# Arogno



## David D (Apr 5, 2005)

I bought an 'Arogno' and to be honest there was just something about it that didn't do it for me







...although the strap does now go extremely well on a Cordia.


----------



## rhaythorne (Jan 12, 2004)

Fair enough







I've nearly bought an Arogno on several occasions but the shortness of the minute hand has always put me off.
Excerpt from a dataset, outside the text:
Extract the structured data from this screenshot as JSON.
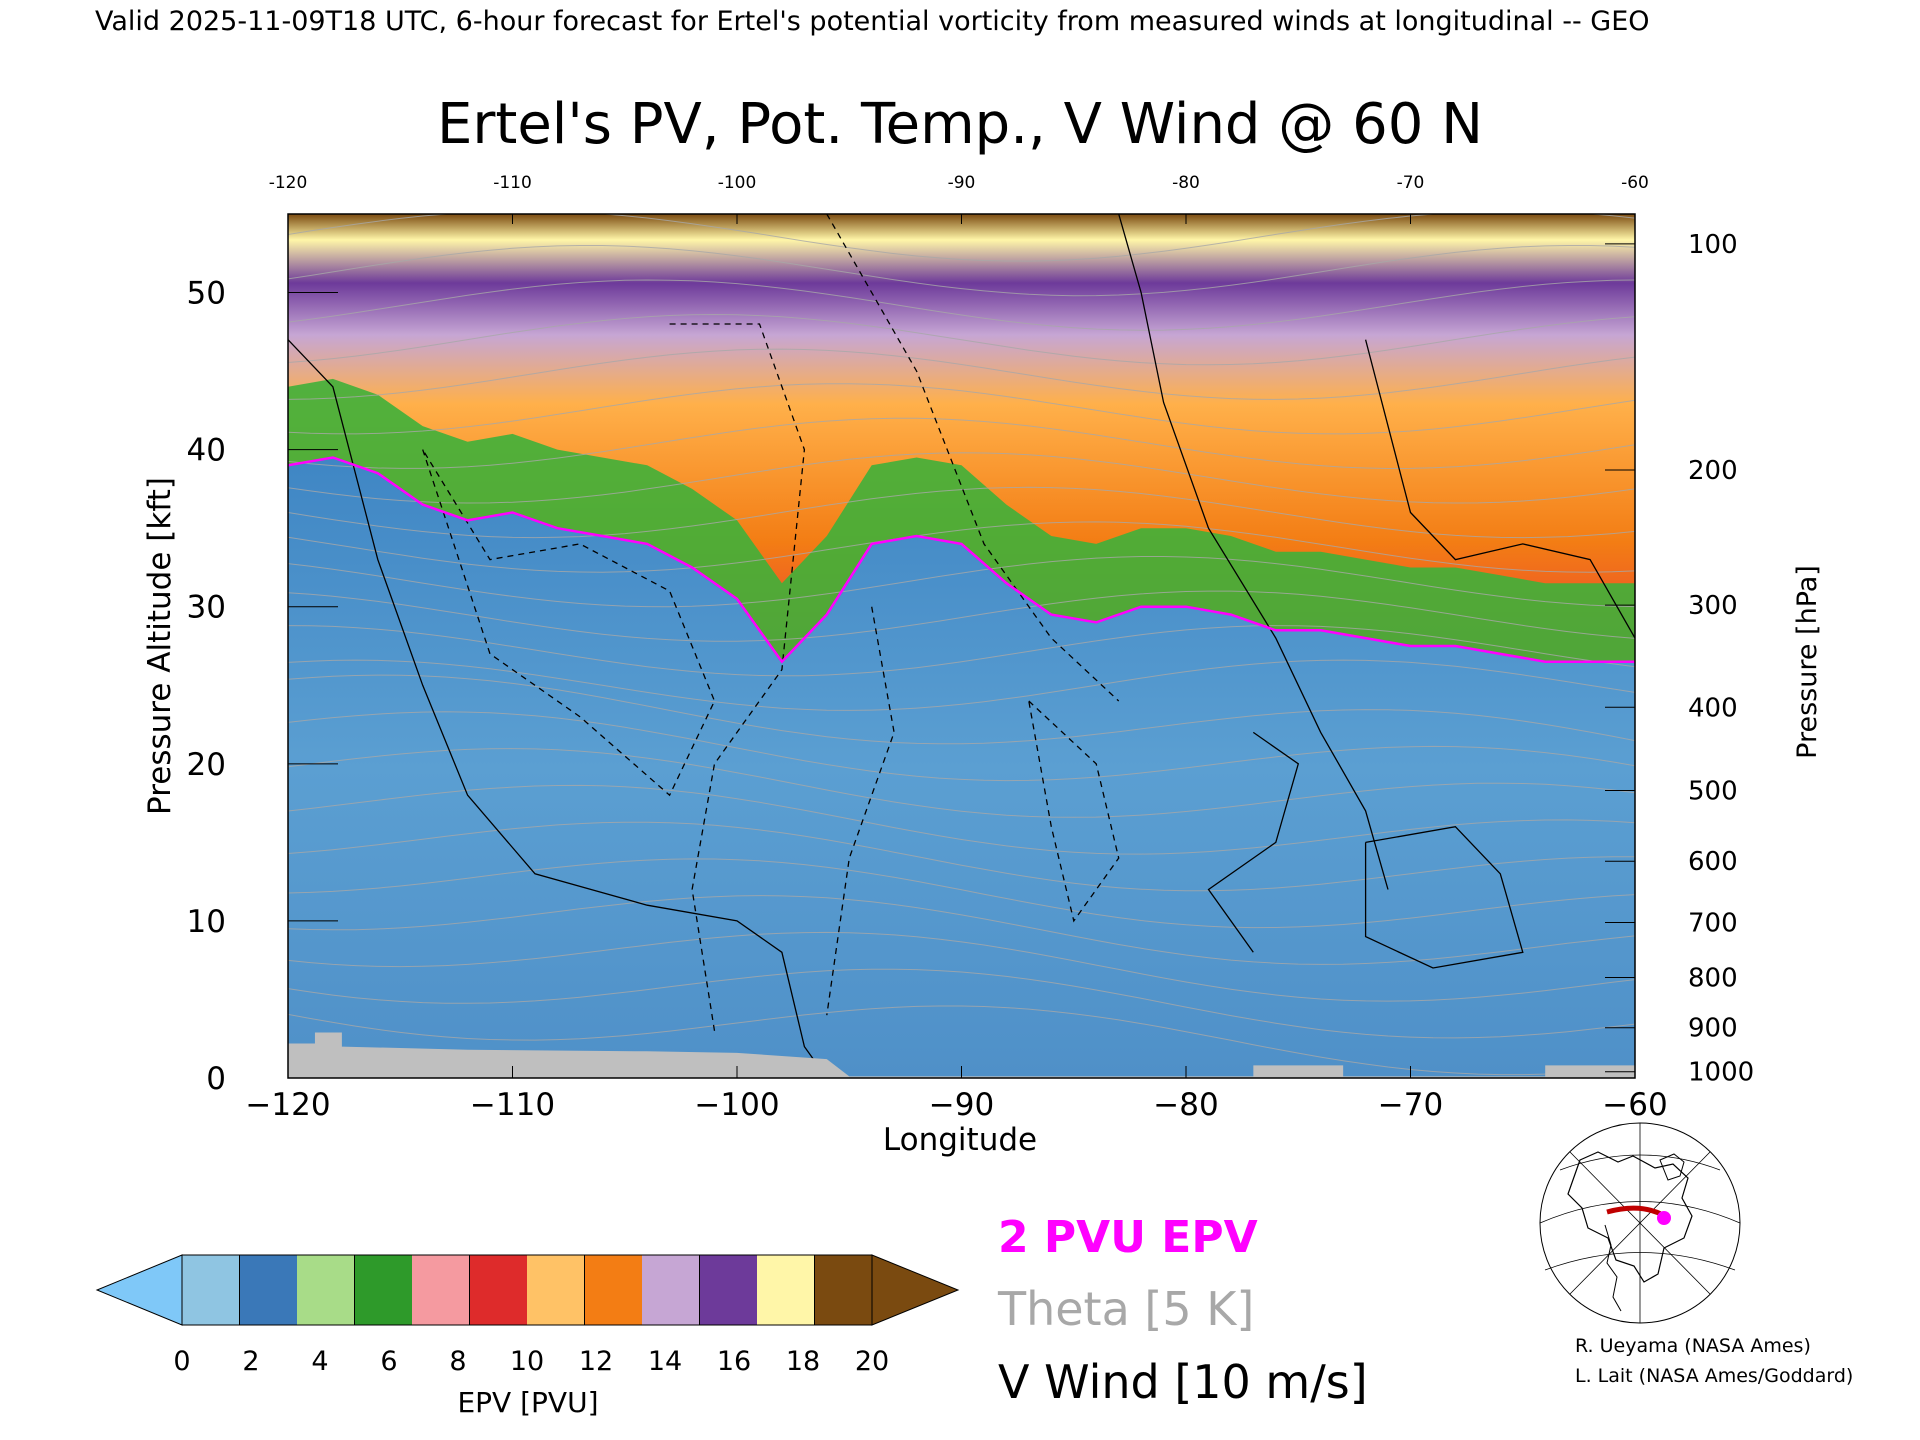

Other than that, I like it, especially the red seconds hand.


----------



## mach 0.0013137 (Jan 10, 2005)

rhaythorne said:


> Fair enough
> 
> 
> 
> ...


My sentiments exactly, I have wondered if other hands could be fitted but I gather the movement is NOS and uncommon so it`s probably not possible


----------



## Mrcrowley (Apr 23, 2003)

David D said:


> I bought an 'Arogno' and to be honest there was just something about it that didn't do it for me
> 
> 
> 
> ...


I give up. What are they?

Yours

Stupid of Leeds.


----------



## rhaythorne (Jan 12, 2004)

_"Arogno" 15 Jewel Manual wind. 37mm all steel case with screw on back. Slightly domed mineral glass. The watch is brand new and utilises an "Arogno" NOS movement from the 1940's._

I don't know what a "Cordia" is though


----------



## DaveE (Feb 24, 2003)

rhaythorne said:


> _"Arogno" 15 Jewel Manual wind. 37mm all steel case with screw on back. Slightly domed mineral glass. The watch is brand new and utilises an "Arogno" NOS movement from the 1940's._
> 
> I don't know what a "Cordia" is though


I keep meaning to get one of these. Is Roy getting any more in? They must be in limited numbers due to the NOS movement.

cheers

Dave


----------